So haben Sie uns der Möglichkeit beraubt, ein Votum für den Erhalt unserer Kirche abzugeben, da Sie uns in dem Glauben ließen, sie bliebe in jedem Falle erhalten!

Dies halten wir für einen unhaltbaren Zustand. Wir können und werden ein solches Verhalten Ihrerseits, dass uns als sehr ungerecht erscheint, nicht einfach so hinnehmen!

Wir halten Sie für einen geistreichen und kompetenten Bischof, der großen Wert auf das Beziehungsgeschehen zwischen Kirche und Menschen legt. Sie haben viele von uns, gerade auch die Jugendlichen, mit Ihrer überaus positiven Art und Ihrer Offenheit begeistert und an die Kirche gebunden. Doch gerade der Blick für diese Beziehung von Kirche und Menschen scheint Ihnen nun im Hinblick auf unsere Gemeinde verloren  gegangen zu sein!

Sie können doch als Christ nicht eine ganze Gemeinde, an der Emotionen und Schicksale hängen, über ein halbes Jahr täuschen (ob gewollt oder ungewollt), um dann alle, die dort engagiert sind, plötzlich mit dem Verlust ihrer Kirche vor den Kopf zu stoßen!

Von ursprünglich etwa 120 Kirchen, die „weitere Kirche“ werden sollten, sind nun in Ihrem endgültigen Konzept noch 96 übrig geblieben.
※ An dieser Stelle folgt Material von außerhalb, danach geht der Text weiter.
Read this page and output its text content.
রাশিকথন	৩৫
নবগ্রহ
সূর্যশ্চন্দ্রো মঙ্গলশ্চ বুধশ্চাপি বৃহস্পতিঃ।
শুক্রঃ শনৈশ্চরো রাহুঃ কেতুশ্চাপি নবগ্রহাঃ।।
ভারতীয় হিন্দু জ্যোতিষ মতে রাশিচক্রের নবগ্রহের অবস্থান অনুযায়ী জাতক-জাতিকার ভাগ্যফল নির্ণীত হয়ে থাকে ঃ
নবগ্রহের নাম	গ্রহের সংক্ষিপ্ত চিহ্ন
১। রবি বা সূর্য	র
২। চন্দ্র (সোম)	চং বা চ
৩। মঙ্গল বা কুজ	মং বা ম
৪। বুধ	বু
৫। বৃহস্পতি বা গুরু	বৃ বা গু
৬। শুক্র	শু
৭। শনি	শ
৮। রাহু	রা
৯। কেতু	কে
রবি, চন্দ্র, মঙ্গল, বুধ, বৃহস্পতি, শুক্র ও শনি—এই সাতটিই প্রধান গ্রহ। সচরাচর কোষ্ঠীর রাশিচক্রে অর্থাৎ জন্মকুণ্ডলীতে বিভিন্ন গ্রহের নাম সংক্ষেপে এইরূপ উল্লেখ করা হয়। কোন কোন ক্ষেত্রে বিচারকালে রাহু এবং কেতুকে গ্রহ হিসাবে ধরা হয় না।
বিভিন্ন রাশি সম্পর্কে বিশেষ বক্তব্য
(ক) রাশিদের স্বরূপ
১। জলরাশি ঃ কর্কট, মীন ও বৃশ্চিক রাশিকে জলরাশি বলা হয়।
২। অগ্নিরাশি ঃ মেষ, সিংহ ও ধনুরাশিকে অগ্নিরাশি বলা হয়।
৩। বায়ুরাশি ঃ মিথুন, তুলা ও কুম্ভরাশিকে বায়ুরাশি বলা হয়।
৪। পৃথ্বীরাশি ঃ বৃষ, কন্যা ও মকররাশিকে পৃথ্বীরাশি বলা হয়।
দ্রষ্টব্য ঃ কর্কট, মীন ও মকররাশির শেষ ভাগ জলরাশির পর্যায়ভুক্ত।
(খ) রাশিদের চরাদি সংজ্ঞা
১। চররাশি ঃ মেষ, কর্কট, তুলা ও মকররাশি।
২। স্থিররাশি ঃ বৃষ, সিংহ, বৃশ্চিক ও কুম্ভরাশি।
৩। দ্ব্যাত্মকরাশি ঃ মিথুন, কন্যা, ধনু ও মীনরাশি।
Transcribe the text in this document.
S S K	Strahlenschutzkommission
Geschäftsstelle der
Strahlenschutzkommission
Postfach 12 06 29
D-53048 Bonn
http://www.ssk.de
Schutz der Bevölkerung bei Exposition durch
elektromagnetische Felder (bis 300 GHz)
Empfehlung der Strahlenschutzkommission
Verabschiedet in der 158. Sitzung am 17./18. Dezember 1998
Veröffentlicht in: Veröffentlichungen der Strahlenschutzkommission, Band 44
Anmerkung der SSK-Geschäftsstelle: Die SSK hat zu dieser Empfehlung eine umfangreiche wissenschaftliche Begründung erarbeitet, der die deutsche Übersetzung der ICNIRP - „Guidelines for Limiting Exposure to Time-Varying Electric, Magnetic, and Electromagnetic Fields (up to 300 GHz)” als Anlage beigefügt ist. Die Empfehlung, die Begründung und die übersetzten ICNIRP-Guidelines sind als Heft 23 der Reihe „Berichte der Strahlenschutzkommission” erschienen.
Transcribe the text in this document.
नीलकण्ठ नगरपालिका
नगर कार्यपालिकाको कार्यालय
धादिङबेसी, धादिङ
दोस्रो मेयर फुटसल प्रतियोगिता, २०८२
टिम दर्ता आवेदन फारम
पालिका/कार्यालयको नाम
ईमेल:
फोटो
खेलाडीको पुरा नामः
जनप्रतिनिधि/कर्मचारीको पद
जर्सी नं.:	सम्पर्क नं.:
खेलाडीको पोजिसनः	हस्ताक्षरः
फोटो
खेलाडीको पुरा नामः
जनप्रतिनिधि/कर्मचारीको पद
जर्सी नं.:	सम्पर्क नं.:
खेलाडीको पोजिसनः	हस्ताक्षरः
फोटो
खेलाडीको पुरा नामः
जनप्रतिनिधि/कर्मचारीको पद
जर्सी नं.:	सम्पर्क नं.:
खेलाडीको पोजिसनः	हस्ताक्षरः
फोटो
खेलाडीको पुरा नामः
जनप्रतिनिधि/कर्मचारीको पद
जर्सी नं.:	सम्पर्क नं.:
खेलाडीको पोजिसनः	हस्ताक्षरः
Wir möchten hier niemandem „seine“ Kirche wegdiskutieren, sondern begrüßen sogar, dass unserem zweifellos lebendigen Bistum nun doch noch mehr Gotteshäuser zur Verfügung stehen.

Allerdings finden sich nur sehr wenige Kirchen, die unser Schicksal (erst soll die Kirche erhalten werden, dann doch nicht) teilen; wenn wir richtig gezählt haben, sind es 5. Davon hat St. Mariä Himmelfahrt in Gelsenkirchen-Rotthausen selbst darum gebeten und Herz-Jesu in Hagen-Rummenohl und Maximilian Kolbe in Bochum-Kornharpen sollen über die DPSG bzw. eine ökumenische Zusammenarbeit erhalten bleiben.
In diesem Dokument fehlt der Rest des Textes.